機動隊白バイは交通機動隊のように数字による所属表示が付いている事が少ない(一部の車両では付いています)ので所轄署の白バイと見分けがつきづらいのが特徴です。
今や
VFR750P(RC35)はメジャーな交通機動隊白バイでは現存数は激減し、機動隊や所轄での活動でかろうじて出会える感じです。
なぜそのようになったのか推測してみましょう。
白バイは交通機動隊にまず配備され、新車導入による玉突き異動で所轄署や機動隊に回ってくるパターンが多い感じです。
交通取締りというバイク自体の性能、機動力をフルに発揮させる必要のある交通機動隊白バイは新車配備⇒酷使でお疲れモードの白バイが毎年増えていっているのでしょうか。廃車するほど古くない白バイは周辺警備や警護といった落ち着いた?任務につくために機動隊に異動になるか、交通機動隊ほどは酷使されない所轄署の交通課に異動になるって事なんですかねぇ。

同じく機動隊所属と思われる
VFR750P(RC35)です。
このスマートで美しい後姿は当時のツアラー系VF/VFRの特徴でもありました。これより次世代のホンダはより曲線的でボリューム感のあるデザインが主流となっていきます。
白バイに話を戻しましょう。この車両には無線機が装備されていますね。
やはり無線機ボックスとアンテナが付いてこそ白バイはフル装備で堂々とカッコいいと思います。
以前交通機動隊の方に『異動時は元のブリーフボックスに戻し、無線機ボックスは隊内で使いまわし』とのお話を伺っているので、こちらは機動隊用の無線機を装備しているんでしょうかね。

こちらは所轄署所属と思われる
VFR750P(RC35)です。
無線機は取り外され、メーカー標準のブリーフボックス(書類箱)を装備しています。
ブリーフボックスは約B5サイズ、無線機ボックスは約A4サイズとなるのでブリーフボックスは一回り小さくなるのです。
また、アンテナプレート(基台)とアンテナも無くなるわけですから無線機が無くなるだけでずいぶんとリア周りがスッキリというか寂しくなるような感じがしますね。

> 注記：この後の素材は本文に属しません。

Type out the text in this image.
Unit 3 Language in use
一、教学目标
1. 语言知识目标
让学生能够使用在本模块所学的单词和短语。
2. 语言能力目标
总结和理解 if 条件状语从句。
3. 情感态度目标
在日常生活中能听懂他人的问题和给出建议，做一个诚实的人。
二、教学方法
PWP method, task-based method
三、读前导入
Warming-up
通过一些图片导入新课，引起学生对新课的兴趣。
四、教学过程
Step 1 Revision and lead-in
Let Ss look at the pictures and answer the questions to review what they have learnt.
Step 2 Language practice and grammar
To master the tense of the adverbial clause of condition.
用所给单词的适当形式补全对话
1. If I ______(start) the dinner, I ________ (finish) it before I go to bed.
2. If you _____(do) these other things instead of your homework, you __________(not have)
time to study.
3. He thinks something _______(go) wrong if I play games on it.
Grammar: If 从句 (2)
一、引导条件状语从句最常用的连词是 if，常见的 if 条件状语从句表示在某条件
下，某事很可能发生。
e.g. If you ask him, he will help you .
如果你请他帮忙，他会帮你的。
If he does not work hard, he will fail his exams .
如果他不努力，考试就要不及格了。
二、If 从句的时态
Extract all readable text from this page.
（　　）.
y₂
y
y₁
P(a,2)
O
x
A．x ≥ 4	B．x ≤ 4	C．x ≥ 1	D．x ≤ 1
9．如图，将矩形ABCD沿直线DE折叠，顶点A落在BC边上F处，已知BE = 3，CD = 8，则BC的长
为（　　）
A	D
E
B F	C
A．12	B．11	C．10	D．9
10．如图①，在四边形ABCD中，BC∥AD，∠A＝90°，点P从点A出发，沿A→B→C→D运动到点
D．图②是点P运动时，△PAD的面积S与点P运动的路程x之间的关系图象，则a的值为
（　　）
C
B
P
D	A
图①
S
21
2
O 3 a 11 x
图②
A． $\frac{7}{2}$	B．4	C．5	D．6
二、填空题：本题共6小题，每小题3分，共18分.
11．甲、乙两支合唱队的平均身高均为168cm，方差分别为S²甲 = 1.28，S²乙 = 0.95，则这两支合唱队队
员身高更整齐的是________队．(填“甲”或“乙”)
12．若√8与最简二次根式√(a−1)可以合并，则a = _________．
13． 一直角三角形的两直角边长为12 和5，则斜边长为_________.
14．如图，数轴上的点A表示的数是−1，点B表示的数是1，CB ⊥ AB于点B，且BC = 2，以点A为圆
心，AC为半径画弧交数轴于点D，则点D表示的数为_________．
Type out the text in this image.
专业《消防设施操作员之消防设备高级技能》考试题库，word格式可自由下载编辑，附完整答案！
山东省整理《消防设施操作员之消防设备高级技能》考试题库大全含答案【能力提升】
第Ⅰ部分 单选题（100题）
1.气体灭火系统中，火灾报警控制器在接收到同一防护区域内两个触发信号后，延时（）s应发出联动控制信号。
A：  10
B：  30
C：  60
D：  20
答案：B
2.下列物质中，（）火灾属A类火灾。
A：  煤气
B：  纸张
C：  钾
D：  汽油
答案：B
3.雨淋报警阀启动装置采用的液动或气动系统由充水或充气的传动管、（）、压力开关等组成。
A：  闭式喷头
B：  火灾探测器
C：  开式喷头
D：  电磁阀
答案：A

こちらも所轄署と思われますが、無線機ボックスがちゃんと装備されています。
所轄の白バイは交番のお巡りさんと同様のハンディ型無線機を腰に付けている場面を見ますが、無線機ボックスを装備している車両もあります。
ある都内の所轄署では3台保有する白バイのうち新しい方の2台だけ無線機ボックスが装備されていました。
所轄割り当て分の無線機ボックスは少ないんですかね。2、3個とか?
無線機ありはパトカー的に無線機なしは自転車的に運用しているのかも?
VFR750P(RC35)の写真が少ない!と嘆いていたところ友人が面白い写真をくれました。
白バイ好きの方はすぐに『なんかヘン?』と違和感を覚えるのではないでしょうか
?
まずビッグボックスが付いてるのにリアパトがありません。
ビッグボックス採用時に
VFR750P(RC35)はリアパトが標準装備となっているので、ノーマルではありえない姿なのです。
警視庁第二方面交通機動隊を表す『2』の表記がありますが無線機が付いていません。
友人に聞いてみると、その活動場所から2方面の管轄では無かったようなのでおそらく所轄署に異動または貸し出しを行っている車両と思われます。
こうした要素が組み合わさり、本物なのに何かアンバランスで本物っぽくありません?!
劇用車の方が本物っぽいかも??
◆◆◆
『笑う警官』は北海道警察が舞台の映画です。原作を読んでないのでよく分かりませんが、昔の角川映画みたいな感じで面白かったです。
最近は刑事物ドラマも増えてきたので登場車両をチェックしてみるのも面白いですね!
有名なミスティ号をはじめ、劇用車の世界では何台ものVFR750P仕様が存在しているようです。
石原プロの車両倉庫にも西部警察2003で登場したGPX改VFR風(スタント用?)の他に非常にリアルなVFR750P仕様(RC37ベース?)が少なくとも2台保有していることを確認しました。
ダウンタウンの『笑ってはいけない警察』で登場にした大量の白バイは劇用車展覧会のようにいろんな種類のベース車両が確認できました。
しかし劇用車の世界ではまだVFR800P仕様は登場しませんねぇ。
そういえば刑事ドラマ『相棒』の今シリーズ第1話にも白バイが出てきました。
この話では東京都じゃない道路を警視庁の白バイが取り締まりを行っていて、その怪しさが事件解決の手掛かりとなるのですが、『3交機は多摩川を越えて川崎側でも切符を切るし、逆に東名や第三京浜は東京側まで神奈川県警の範囲だったりするよなぁ』なんて事をあれこれ考えてしまいます…。まぁそんな事を言い出したら西部警察は所轄の刑事が日本全国を縦断し撃ちまくりの壊しまくりなわけで、ドラマは素直に見たままを楽しむのが一番ですね!